Mr Assad said no opportunity for peace should be squandered, but he saw little of the substance needed for success in US plans for a conference in November.


The talks are intended to focus on the Israeli-Palestinian conflict.


The US had said it would invite Syria, but only as a member of an Arab League committee dealing with the Israeli-Palestinian problem.


‘Comprehensive peace’


In his BBC interview, Mr Assad stressed that Syria still needed more clarification about the conference before it took its decision whether to attend or not.


“So far we didn’t have the invitation and we didn’t have any clarification about anything,” he said.








Retaliate doesn’t mean missile for missile and bomb for bomb. But we have the right to retaliate


President Assad on Israel‘s air strike



“If they don’t talk about the Syrian occupied territory, no, there’s no way for Syria to go there.


“It should be about comprehensive peace, and Syria is part of this comprehensive peace. Without that, we shouldn’t go, we wouldn’t go.”


Mr Assad also spoke about an Israeli air raid on northern Syria early in September which he said showed Israel‘s “visceral antipathy towards peace”.


He said Syria reserved the right to respond to the attack – which he said targeted an unused military building – although he did not specify what that response should be.


“Retaliate doesn’t mean missile for missile and bomb for bomb. We have our means to retaliate, maybe politically, maybe in other ways. But we have the right to retaliate,” he said.

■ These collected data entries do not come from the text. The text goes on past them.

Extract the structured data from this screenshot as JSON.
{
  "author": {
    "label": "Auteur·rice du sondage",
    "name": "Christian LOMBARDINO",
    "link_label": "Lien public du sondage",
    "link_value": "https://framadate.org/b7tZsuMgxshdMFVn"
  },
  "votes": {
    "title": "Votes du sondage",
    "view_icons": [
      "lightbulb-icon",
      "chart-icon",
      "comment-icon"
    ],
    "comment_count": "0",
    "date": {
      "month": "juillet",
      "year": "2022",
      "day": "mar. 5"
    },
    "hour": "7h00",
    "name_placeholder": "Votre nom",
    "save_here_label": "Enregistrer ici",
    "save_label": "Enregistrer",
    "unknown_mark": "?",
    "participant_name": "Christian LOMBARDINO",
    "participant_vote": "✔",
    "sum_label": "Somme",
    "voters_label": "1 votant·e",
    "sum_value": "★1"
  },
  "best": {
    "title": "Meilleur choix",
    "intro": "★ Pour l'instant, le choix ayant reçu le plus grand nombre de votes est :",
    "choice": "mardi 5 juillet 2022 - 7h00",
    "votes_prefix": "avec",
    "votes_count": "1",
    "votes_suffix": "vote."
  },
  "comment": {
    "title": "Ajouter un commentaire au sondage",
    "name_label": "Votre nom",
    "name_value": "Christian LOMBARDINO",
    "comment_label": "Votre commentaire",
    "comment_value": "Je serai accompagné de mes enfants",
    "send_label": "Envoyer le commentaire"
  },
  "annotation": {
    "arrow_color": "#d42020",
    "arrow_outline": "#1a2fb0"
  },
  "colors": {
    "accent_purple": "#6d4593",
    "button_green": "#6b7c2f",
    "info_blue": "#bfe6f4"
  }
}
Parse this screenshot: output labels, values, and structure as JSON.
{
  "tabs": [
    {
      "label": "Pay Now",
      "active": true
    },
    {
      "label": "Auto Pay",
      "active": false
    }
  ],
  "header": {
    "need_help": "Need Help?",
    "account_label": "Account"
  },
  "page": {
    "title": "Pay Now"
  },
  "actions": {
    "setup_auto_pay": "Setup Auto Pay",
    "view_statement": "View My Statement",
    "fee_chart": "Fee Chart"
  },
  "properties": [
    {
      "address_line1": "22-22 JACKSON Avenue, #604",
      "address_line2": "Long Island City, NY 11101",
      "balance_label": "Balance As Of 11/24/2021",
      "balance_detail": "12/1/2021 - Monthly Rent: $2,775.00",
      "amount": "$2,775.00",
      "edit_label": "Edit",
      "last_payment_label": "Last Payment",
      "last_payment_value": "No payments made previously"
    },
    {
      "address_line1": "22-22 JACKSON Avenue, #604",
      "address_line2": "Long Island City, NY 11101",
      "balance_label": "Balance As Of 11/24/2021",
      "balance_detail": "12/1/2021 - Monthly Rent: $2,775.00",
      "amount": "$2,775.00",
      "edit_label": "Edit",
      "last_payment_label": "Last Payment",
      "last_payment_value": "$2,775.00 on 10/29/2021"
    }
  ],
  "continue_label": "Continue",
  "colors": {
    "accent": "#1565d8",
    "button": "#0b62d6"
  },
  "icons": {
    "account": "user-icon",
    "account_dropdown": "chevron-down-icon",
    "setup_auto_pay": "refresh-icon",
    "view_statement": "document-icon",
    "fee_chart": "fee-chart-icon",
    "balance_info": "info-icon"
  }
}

The comments were the first by the Syrian leader about the mysterious Israeli air incursion.








The biggest issue is the return of the Palestinian refugees to their original homes


Abdul, Jeddah, Saudi Arabia


In the early hours of 6 September a number of Israeli jets appeared to enter Syrian air-space from the Mediterranean Sea.


Later unidentified drop tanks, which may have contained fuel from the planes, were found on Turkish soil near the Syrian border, indicating a possible exit route.


Israeli officials have not confirmed the incursion. The Syrian authorities previously said that the aircraft were driven off but that they fired their weaponry into a deserted area.